When we went to view the plot, we found that it was more complicated than we expected to change the legend labels inside the {ggplot2} chain. Thankfully, we can go inside these objects and manually make adjustments after they have been assigned. In the code block, we change the “strata” names to our “period” groups, and now when we run autoplot() on the km object, the labels are fixed. In a similar manner, we manually change the legend title for the color and fill attributes of the list object after we build the autoplot(). Then, the graph shows exactly as we intended.

Click to see R plot code

# Build km object
km <- 
  survfit(
    Surv(time = time, event = status) ~ period, 
    data = mortality)

# Change legend labels
names(km[["strata"]]) <-
  c("Pre-1987", "2009-2021", "2002-2008", "1987-2001")

# Build autoplot
p <- 
  autoplot(km) + 
  theme_bw() + 
  labs(
    title = "Annual Listing Survival Rates by Cohort",
    caption = "Source: Sharadar",
    x = "Age",
    y = "Survival Rate"
  )

# Modify legend title
p$labels$colour <- p$labels$fill <- "Period"

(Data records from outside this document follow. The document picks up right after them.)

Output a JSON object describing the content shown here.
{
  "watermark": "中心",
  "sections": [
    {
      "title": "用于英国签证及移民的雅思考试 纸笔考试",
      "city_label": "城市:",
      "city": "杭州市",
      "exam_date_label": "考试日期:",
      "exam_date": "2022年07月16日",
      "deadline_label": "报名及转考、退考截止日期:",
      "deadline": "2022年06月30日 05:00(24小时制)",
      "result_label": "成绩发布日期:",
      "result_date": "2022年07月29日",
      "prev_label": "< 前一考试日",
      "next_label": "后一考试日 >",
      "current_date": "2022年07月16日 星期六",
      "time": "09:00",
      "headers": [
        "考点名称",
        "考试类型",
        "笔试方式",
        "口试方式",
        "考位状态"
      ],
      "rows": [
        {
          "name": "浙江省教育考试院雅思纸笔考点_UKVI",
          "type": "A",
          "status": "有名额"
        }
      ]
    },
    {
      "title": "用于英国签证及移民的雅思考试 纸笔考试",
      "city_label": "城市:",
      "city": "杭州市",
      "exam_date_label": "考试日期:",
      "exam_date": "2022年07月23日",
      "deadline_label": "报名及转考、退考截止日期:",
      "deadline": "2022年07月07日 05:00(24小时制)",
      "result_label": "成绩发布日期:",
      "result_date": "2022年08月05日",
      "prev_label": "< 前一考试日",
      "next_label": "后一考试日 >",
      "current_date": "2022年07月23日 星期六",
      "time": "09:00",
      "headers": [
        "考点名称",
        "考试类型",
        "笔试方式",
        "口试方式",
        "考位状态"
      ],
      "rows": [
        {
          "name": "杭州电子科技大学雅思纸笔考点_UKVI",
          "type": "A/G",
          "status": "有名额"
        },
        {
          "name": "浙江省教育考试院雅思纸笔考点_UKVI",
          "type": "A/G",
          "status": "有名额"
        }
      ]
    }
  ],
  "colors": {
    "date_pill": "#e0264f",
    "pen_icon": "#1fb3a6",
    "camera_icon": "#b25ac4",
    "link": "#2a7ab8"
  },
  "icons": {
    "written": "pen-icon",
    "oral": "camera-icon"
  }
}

Thoughts on Survival Rates by Period

The top purple estimate (1987-2001) does not actually represent the earliest cohort (pre-1986), but the second in which companies started to be born. The 100% survival rate in the first 12 years of this cohort suggests that the data for de-listings may be missing (and hence also for initial listings). At the same time, we can also see with the red chart (pre-1986), that the rate survival during two early cohorts was surely higher than in the later two periods. The change in the survival rate by year visible in the size of the estimated vertical steps along the y-axis. Once companies start to show de-listings around 1997 (12 years into lives of the companies in that cohort), we can see that the survival rate declines by about 1-2% per year.

The different story starts with companies born in the 2002-2008 cohort, when the survival rate decline is much more rapid. We can see that the years of age are shorter, because every company in the period is measured from its first trading year, and confidence bands are wider, because there are fewer companies included in those cohorts. When the more recent bull market began in the 2009 cohort (green), the survival rate is even lower (even though we have actually removed the most recent surge in SPAC issuance). It also seems that the rate of de-listing for the earlier groups also accelerates around the same time as the later cohorts start. Looking at the x-axis from right to left allows to see comparable periods, and interestingly, the most recent cohort appears like it will soon catch up to the others, even though it started 12 years after then next latest. All in all, about 20% of companies for all of the cohorts have been de-listed.

Conclusion

We may have taken liberties using different time cohorts as treatment, but seemed like a better than the alternative of including them all in one group. Our analysis doesn’t help at all to understand the causes of or possible remedies for the shortening life of listings, or if it is even good or bad. Shortening lifespans of companies may be caused by the predatory behavior of monopolies, accelerating obsolescence of enterprises, Dodd-Frank raising the cost of listing, tax inversions, or some other combination of factors. Although as guilty as any of throwing up charts on this blog and speculating over what they might signify, we will not attempt to do so here. Suffice it to say that it listing lives have shortened, and we will leave it for others to explain the true causes.